BROKEN JAR:

BROKEN JAR:
365 DAYS ON THE POTTER'S WHEEL

Tuesday, September 13, 2011

DUCKS’ BACKS OR SPONGES




 “Do not hate your brother in your heart.  Rebuke your neighbor frankly so you will not share in his guilt.”  Leviticus 19:17

 “Whoever of you loves life and desires to see many good days, keep your tongue from evil…seek peace, and pursue it.”  Psalm 34:12-14


Choosing the right path to true peace—discerning between peacemaking and peacefaking— is not always easy.  Just knowing that sometimes we must confront, even though it is uncomfortable, doesn’t solve all the problems that go along with trying to be wise. 

 If we move too quickly in one direction— speak our minds as a sort of knee-jerk reaction— we might be plagued with regret for the rest of our days for spouting off things we didn’t really mean after a while. 

If we convince ourselves to wait it out and see if our resentment or hurt indeed will roll away like water off a duck’s back, sometimes, even if it doesn’t roll away, we listen to the Evil One as he uses one or more of several tactics to convince us not to go back and revisit this Thing with our sister or brother.  (Many of us err in the first way because we are the type who know from past experience that if we convince ourselves to wait it out and see if our resentment or hurt indeed will roll away like water off a duck’s back, we might once again end up despising ourselves for our fearful or slothful paralysis.) 

How do we grow a heart of wisdom in this matter so that we will neither react “knee-jerkfully” nor allow the devil to falsely placate us into a deadly malaise that will surface in some bizarre way down the road?  My friend Candy calls this bizarre kind of surfacing “coming out sideways.” That paints a pretty graphic picture, doesn’t it?

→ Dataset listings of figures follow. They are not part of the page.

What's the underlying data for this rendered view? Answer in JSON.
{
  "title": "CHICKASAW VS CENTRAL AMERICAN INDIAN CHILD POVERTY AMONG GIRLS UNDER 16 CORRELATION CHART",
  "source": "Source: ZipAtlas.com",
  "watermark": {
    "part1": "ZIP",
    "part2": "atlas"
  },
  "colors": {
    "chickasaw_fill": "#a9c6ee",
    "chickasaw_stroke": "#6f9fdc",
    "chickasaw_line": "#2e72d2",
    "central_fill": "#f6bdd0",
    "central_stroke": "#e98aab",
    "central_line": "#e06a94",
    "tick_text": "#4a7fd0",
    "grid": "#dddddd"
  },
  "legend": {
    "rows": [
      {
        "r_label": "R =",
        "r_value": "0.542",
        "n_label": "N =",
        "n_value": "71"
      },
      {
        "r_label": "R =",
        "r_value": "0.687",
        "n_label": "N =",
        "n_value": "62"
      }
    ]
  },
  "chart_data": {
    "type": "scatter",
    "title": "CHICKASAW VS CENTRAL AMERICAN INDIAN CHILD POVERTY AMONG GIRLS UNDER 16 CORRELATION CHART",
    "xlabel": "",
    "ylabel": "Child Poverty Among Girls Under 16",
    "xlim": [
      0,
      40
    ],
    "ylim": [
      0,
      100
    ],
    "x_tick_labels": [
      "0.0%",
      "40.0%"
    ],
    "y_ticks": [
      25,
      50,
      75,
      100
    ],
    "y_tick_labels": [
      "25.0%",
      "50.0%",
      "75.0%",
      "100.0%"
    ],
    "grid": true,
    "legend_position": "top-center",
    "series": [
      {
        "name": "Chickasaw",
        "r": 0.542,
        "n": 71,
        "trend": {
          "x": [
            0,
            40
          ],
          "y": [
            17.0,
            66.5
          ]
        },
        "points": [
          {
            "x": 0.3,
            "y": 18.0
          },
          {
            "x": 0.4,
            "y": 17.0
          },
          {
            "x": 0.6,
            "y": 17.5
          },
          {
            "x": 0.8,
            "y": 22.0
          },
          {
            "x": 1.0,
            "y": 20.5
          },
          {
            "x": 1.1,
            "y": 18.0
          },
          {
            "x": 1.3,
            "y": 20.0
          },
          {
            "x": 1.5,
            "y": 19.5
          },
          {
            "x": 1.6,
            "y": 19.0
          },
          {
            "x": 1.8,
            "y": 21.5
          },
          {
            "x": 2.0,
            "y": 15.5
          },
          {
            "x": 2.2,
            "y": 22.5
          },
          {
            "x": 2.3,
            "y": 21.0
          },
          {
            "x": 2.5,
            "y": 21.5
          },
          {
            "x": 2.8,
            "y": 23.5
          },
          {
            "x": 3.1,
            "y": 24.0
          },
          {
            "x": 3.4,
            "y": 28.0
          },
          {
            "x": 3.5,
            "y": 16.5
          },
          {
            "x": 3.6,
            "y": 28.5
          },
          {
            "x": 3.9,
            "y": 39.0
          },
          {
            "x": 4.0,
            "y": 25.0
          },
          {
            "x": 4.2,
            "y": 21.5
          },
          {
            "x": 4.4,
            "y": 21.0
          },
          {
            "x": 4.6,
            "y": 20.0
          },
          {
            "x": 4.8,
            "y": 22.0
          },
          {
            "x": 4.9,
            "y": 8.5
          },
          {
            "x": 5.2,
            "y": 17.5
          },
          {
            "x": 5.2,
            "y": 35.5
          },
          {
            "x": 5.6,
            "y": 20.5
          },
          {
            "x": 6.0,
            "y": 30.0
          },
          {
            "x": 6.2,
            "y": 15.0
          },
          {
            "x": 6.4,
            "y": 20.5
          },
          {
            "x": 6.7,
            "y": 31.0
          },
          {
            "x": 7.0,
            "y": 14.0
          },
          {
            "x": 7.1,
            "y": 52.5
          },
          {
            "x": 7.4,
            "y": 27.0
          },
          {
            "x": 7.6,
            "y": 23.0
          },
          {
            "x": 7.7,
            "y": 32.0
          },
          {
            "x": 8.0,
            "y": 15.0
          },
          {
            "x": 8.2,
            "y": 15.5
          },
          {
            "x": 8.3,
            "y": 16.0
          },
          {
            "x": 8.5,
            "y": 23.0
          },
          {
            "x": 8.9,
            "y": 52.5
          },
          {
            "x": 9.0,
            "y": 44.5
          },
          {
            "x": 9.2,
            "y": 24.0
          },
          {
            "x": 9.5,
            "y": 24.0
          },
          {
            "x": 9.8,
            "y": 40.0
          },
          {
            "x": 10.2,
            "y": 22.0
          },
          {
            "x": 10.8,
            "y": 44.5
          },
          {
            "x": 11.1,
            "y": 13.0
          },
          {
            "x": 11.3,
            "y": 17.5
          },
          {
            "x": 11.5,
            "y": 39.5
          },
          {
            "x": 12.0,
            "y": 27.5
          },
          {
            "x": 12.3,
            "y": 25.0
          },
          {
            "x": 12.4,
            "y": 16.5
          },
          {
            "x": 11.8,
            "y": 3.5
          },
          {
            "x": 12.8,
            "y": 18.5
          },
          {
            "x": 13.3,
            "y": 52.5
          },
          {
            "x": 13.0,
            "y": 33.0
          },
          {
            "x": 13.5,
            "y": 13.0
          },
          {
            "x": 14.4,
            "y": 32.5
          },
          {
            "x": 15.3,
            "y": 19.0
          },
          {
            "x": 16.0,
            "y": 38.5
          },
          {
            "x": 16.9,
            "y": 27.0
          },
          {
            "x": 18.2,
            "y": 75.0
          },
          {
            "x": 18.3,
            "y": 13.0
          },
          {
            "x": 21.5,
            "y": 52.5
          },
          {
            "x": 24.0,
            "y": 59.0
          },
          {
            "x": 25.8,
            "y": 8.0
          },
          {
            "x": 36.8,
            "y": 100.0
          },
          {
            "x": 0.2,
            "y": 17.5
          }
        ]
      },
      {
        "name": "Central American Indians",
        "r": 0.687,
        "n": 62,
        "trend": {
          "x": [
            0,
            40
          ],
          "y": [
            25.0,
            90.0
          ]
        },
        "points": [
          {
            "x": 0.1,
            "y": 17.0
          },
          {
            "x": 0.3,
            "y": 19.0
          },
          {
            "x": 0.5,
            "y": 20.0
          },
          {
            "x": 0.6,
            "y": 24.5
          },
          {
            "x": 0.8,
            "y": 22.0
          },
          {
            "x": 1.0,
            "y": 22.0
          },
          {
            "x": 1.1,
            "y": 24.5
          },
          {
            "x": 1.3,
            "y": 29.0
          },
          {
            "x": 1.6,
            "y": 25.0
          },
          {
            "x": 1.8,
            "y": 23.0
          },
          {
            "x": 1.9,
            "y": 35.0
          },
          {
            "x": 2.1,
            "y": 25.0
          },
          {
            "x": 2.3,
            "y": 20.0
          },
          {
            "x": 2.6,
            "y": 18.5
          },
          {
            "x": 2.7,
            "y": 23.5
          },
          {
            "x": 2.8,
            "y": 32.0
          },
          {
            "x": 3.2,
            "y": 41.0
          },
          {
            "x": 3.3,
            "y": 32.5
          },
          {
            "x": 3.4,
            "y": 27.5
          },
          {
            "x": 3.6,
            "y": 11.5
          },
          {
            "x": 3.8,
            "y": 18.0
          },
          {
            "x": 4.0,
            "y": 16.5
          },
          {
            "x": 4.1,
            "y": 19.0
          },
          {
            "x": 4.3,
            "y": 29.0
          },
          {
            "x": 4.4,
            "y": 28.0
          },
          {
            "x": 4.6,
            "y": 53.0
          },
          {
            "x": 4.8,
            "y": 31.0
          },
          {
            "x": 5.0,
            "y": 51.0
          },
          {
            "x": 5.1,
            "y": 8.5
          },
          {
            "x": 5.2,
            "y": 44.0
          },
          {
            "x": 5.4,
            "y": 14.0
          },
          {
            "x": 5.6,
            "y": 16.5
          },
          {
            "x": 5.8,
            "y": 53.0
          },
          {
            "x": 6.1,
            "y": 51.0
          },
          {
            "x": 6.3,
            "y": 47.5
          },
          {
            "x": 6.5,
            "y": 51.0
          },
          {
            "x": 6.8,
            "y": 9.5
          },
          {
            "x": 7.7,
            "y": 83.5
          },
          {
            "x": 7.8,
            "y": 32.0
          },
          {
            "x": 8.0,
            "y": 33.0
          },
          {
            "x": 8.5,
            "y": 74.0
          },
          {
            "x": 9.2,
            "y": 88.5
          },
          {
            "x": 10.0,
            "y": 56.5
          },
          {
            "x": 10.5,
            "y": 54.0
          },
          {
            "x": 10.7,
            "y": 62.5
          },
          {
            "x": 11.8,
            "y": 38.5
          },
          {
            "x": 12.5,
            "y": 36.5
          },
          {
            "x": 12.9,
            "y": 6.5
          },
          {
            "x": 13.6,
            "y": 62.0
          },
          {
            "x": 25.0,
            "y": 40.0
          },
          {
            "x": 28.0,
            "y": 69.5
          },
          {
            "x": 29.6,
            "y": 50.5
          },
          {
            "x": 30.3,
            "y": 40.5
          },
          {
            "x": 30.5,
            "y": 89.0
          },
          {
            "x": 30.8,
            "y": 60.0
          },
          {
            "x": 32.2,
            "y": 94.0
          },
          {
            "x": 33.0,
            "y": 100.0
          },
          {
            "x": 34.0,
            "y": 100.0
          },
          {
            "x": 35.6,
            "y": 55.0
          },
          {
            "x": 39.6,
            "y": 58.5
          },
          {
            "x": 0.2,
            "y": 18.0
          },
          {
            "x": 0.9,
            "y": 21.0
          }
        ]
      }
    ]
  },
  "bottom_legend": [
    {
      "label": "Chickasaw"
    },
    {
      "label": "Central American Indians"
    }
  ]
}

Something that has worked for me is the Jericho solution.  When some hurt lingers until the next day and I am tempted to “speak my piece” as a means of finding my peace, I begin praying specifically and purposefully about it for seven days.  After this weeklong prayer vigil, I will notice that I am either greatly prompted to have the discussion or else the thing has faded from bright red to pale pink, and the sharp edges have been whittled down to a smoothness that no longer has pricking power.  
 
Whether we can be a duck’s back about an offense or for some reason can’t help being a sponge about it is important for us to learn and admit to ourselves. Somewhere in our anger and hurt, we might have missed the possibility that we have likewise been part of the offense. 

If we don’t deal honestly with ourselves and our brothers and sisters, we might miss the possibility that we, too, have offended, and according to the spirit of Matthew 5:23-24, our gifts to our Father will not be accepted.  What a terrible plight!  We must be diligent to pray to be delivered from such costly deception.